In newer products like Firefox for Android, instrumentation is handled by the Glean SDK, whose design was inspired from what Mozilla learned from the implementation of the Telemetry module and has many benefits. At some point in the near future, Mozilla plans to replace the Telemetry module with the Glean SDK. For more information, see Firefox on Glean (FOG).
When ping submissions from our clients hit our end points, they are aggregated and stored into ping-level datasets. On a daily basis, the information in these pings datasets is summarized and transformed into derived datasets which are easier to reason about and faster to query. You can learn more about this in Guiding Principles for Data Infrastructure.
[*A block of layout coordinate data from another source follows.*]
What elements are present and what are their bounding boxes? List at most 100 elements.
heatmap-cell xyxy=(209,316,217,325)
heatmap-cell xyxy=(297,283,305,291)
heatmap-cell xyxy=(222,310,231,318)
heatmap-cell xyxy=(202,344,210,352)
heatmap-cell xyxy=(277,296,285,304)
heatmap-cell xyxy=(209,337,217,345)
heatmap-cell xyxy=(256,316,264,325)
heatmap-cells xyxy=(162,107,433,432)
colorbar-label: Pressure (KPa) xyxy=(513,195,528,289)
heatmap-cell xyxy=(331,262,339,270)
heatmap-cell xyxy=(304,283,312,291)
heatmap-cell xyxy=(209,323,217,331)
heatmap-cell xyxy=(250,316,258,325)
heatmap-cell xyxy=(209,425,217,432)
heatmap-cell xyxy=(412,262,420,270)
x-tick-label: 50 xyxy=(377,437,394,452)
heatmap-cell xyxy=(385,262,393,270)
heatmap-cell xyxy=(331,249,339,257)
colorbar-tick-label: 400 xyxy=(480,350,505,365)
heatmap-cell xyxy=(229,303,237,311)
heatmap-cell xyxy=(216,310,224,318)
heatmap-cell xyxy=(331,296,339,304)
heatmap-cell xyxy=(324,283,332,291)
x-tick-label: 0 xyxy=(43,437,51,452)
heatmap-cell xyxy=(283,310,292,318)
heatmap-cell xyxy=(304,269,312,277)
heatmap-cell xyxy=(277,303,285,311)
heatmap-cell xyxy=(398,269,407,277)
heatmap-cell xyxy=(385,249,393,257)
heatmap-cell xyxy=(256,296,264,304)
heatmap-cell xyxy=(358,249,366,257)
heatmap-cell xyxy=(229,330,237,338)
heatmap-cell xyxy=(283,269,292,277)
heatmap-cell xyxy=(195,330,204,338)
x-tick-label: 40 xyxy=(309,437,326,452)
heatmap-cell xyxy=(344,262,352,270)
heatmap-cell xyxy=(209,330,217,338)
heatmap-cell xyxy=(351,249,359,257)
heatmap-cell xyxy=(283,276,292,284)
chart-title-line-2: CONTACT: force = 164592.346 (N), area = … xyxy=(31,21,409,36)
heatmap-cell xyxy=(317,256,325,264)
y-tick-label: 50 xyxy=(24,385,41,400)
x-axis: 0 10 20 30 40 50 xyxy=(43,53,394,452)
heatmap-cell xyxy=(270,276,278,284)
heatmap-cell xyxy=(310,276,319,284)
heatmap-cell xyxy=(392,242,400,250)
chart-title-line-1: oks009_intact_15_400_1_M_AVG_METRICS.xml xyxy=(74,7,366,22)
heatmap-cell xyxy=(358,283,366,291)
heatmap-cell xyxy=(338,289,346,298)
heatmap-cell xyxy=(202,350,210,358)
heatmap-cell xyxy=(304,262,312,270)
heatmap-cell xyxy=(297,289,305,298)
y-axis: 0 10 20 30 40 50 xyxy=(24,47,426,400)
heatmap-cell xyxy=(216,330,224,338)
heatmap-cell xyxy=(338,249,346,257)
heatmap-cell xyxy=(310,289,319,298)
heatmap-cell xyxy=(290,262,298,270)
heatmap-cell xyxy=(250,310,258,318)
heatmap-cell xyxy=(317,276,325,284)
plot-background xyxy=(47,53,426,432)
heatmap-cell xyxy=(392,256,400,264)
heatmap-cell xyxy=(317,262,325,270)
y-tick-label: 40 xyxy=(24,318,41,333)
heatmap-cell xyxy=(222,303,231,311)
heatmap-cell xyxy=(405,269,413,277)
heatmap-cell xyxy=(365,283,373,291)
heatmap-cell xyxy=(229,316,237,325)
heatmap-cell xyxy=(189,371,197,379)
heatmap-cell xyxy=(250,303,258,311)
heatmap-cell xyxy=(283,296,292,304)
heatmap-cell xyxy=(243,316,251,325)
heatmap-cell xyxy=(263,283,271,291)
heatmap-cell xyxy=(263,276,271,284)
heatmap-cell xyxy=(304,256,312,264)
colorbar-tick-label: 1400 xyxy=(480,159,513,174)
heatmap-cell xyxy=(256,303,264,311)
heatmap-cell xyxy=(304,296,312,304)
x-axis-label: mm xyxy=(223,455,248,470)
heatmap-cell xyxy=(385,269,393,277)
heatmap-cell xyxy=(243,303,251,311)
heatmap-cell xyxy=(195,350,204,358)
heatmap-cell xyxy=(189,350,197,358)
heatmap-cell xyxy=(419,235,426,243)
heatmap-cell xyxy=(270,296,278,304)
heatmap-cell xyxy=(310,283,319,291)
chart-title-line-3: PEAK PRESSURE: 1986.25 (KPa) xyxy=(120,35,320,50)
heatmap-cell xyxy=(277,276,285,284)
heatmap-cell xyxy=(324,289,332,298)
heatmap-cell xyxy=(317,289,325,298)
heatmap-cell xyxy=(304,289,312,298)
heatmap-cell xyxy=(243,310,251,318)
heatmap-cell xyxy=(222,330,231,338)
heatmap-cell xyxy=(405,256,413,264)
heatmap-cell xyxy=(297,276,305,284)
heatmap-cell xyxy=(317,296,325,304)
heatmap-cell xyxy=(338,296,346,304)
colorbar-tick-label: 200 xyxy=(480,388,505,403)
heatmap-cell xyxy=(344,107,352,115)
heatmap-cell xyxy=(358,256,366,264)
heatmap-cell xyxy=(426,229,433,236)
Both the ping and derived datasets are viewable using tools like GLAM and Looker. For more information, see Tools for Data Analysis.
Usage Logs
Some of our products, like Firefox Sync, produce logs on the server when they are used. For analysis purposes, we take this log data, strip it user identifiers and summarize it into derived datasets which can be queried with either BigQuery or Looker. As with product telemetry, this data can be helpful for understanding how our products are used. For example, it can tell us how many people from a particular locale are engaging with a particular service.
Website Telemetry
Mozilla uses tools like Google Analytics to measure interactions on our web sites like mozilla.org. To facilitate comparative analysis with product and usage telemetry, we export much of this data into our Data Warehouse, so that it can viewed with Looker and other tools.